Tecnologia

Investimentos cruzados entre gigantes de tecnologia acendem alerta sobre bolha de IA

O mercado de inteligência artificial vive um momento de expansão acelerada, mas um padrão de investimentos entre as maiores empresas do setor tem chamado atenção de analistas financeiros. Companhias como Nvidia, Microsoft e Amazon têm aportado bilhões de dólares em empresas menores de IA que, por sua vez, utilizam esses recursos para comprar chips e serviços de nuvem das próprias investidoras. O modelo, batizado por especialistas de “investimento circular”, acelera a expansão do setor, mas também levanta dúvidas sobre a solidez real do crescimento registrado nos últimos meses.

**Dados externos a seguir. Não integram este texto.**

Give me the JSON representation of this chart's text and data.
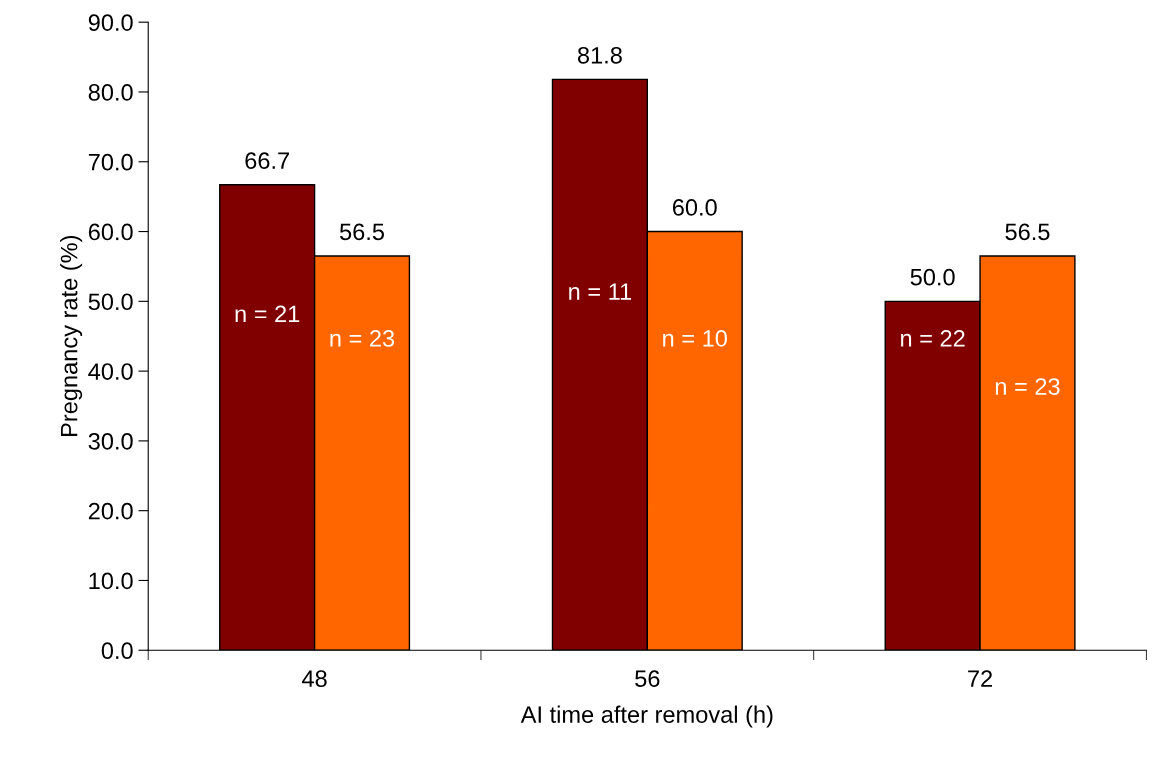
{
  "chart_data": {
    "type": "bar",
    "xlabel": "AI time after removal (h)",
    "ylabel": "Pregnancy rate (%)",
    "categories": [
      "48",
      "56",
      "72"
    ],
    "series": [
      {
        "color": "#800000",
        "values": [
          66.7,
          81.8,
          50.0
        ],
        "value_labels": [
          "66.7",
          "81.8",
          "50.0"
        ]
      },
      {
        "color": "#ff6600",
        "values": [
          56.5,
          60.0,
          56.5
        ],
        "value_labels": [
          "56.5",
          "60.0",
          "56.5"
        ]
      }
    ],
    "ylim": [
      0,
      90
    ],
    "yticks": [
      {
        "value": 0,
        "label": "0.0"
      },
      {
        "value": 10,
        "label": "10.0"
      },
      {
        "value": 20,
        "label": "20.0"
      },
      {
        "value": 30,
        "label": "30.0"
      },
      {
        "value": 40,
        "label": "40.0"
      },
      {
        "value": 50,
        "label": "50.0"
      },
      {
        "value": 60,
        "label": "60.0"
      },
      {
        "value": 70,
        "label": "70.0"
      },
      {
        "value": 80,
        "label": "80.0"
      },
      {
        "value": 90,
        "label": "90.0"
      }
    ],
    "annotations": [
      {
        "text": "n = 21",
        "x": "48",
        "y": 47.9
      },
      {
        "text": "n = 11",
        "x": "56",
        "y": 51.1
      },
      {
        "text": "n = 22",
        "x": "72",
        "y": 44.4
      },
      {
        "text": "n = 23",
        "x": "48",
        "y": 44.4
      },
      {
        "text": "n = 10",
        "x": "56",
        "y": 44.4
      },
      {
        "text": "n = 23",
        "x": "72",
        "y": 37.5
      }
    ],
    "grid": false,
    "legend": false
  }
}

Como funciona o ciclo de investimentos

Na prática, o esquema funciona como um circuito fechado: a gigante de tecnologia injeta capital em uma startup ou empresa de IA, e parte desse dinheiro retorna ao caixa da investidora na forma de contratos de compra de hardware ou de capacidade computacional em nuvem. Esse movimento infla as receitas declaradas de ambas as partes, mesmo que não haja necessariamente uma demanda orgânica proporcional por trás dos números.

Interdependência cresce entre as big techs

Segundo analistas do setor, a prática aumenta a interdependência entre as companhias, criando uma rede de relações financeiras difícil de desembaraçar em caso de desaceleração. Se uma das pontas do ciclo enfrentar dificuldades — seja por queda de demanda, problemas regulatórios ou dificuldades de caixa — o efeito pode se propagar rapidamente para as demais empresas envolvidas.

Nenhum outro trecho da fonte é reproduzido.